Sooner rather than later, in an effort to innovate, I have to get out of the building and talk to real customers.
For example: I sell software development services and I want to grow in the SME segment. Or I develop medical equipment and want to know the best way to commercialize a new technology. Or I want to position myself better in front of the new generations of clients, so as not to become obsolete. I can debate opinions at my meeting table to see who knows more, invest on a “hunch”, or go by my instincts. Or do something better: go out.
High resolution
My preconceptions and stereotypes have low resolution. They are like a pixelated photo.
I can think that the owners of SMEs are not very sophisticated, that the nurses have no influence on the equipment used and that young people prefer to do everything by cell phone.
And when I get out I’m surprised. I speak with owners of SMEs who are very clear about their business, and have a strategic orientation that would be the envy of many larger companies.
I find out that health personnel can greatly influence equipment decisions. I breakfast that young people do not use the cell phone for absolutely everything, but prefer face-to-face interactions in certain cases.
These findings have profound implications for my business. They have the richness, the color and the contradictions of life itself. Their joys, hopes and miseries.
And one may ask, what does that have to do with my business? Everything.
To innovate well, we need high resolution maps.
Observation and motivation
Years ago, during an innovation project, I went to visit the medical material sterilization area of a hospital. A critical task, one of those that is taken for granted.
With the patience of a grandmother, the boss explained to me how the equipment was used, the process, the daily difficulties and the perks of the trade.
The skill to prepare packages of material to be sterilized. The balance between taking advantage of the “bake”, but leaving enough space between these packages so that the heat reached everywhere, and how they made the most of time and material, always scarce.

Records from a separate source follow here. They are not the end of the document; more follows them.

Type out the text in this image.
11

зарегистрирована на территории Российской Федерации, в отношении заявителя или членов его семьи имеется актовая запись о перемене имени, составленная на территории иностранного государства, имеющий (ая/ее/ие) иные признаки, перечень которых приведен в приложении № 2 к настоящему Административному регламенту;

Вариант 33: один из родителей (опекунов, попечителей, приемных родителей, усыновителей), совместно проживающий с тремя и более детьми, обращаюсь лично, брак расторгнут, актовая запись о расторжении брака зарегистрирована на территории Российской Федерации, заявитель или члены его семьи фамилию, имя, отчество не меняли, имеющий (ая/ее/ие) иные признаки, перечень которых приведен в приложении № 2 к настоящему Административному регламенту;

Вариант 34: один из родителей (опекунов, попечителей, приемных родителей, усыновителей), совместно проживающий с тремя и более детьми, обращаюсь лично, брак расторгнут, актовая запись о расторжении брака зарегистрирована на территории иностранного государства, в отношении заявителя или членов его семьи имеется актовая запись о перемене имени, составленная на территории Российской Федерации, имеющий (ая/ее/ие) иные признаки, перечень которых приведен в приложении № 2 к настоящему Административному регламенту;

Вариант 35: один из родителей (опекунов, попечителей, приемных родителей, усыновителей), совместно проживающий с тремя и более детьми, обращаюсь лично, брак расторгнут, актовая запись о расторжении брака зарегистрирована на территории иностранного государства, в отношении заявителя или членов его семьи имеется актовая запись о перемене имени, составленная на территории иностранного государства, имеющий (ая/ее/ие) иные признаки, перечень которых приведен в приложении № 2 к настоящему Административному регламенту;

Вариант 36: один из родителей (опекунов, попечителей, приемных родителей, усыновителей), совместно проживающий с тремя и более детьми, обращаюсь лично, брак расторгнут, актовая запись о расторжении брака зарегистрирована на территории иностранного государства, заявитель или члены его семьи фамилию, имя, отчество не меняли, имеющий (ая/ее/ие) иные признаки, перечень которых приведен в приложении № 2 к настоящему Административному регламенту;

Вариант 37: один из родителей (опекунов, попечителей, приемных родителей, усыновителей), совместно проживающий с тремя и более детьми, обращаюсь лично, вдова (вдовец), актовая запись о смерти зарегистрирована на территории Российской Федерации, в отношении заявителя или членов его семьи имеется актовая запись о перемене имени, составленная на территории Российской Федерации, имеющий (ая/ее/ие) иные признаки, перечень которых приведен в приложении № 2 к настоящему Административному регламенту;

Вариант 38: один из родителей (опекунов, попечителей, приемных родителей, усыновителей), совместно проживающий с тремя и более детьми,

A morning with them (this particular team was all women) also taught me how they related, some of their codes, the colors of their personalities, and various house jokes. The pride they felt for that invisible and vital work, enlivened by the music of a veteran radio. She made me want to help so much!
I came back with a lot of ideas to innovate, with very clear priorities, well-incorporated nuances and with the desire to make a difference for those clients.
In first person
A report doesn’t make you want to. In an exploratory effort, if you are going to go out into the field, do it personally and with your team. If, in addition, you have the opportunity to hire a research company, better yet, do it too. But you also came out. Give yourself permission to learn and also to get excited.
Nothing replaces the field. The field changes you, shapes you as an innovator and, above all, makes you humble, which is the first step in helping through innovation. The field is everything.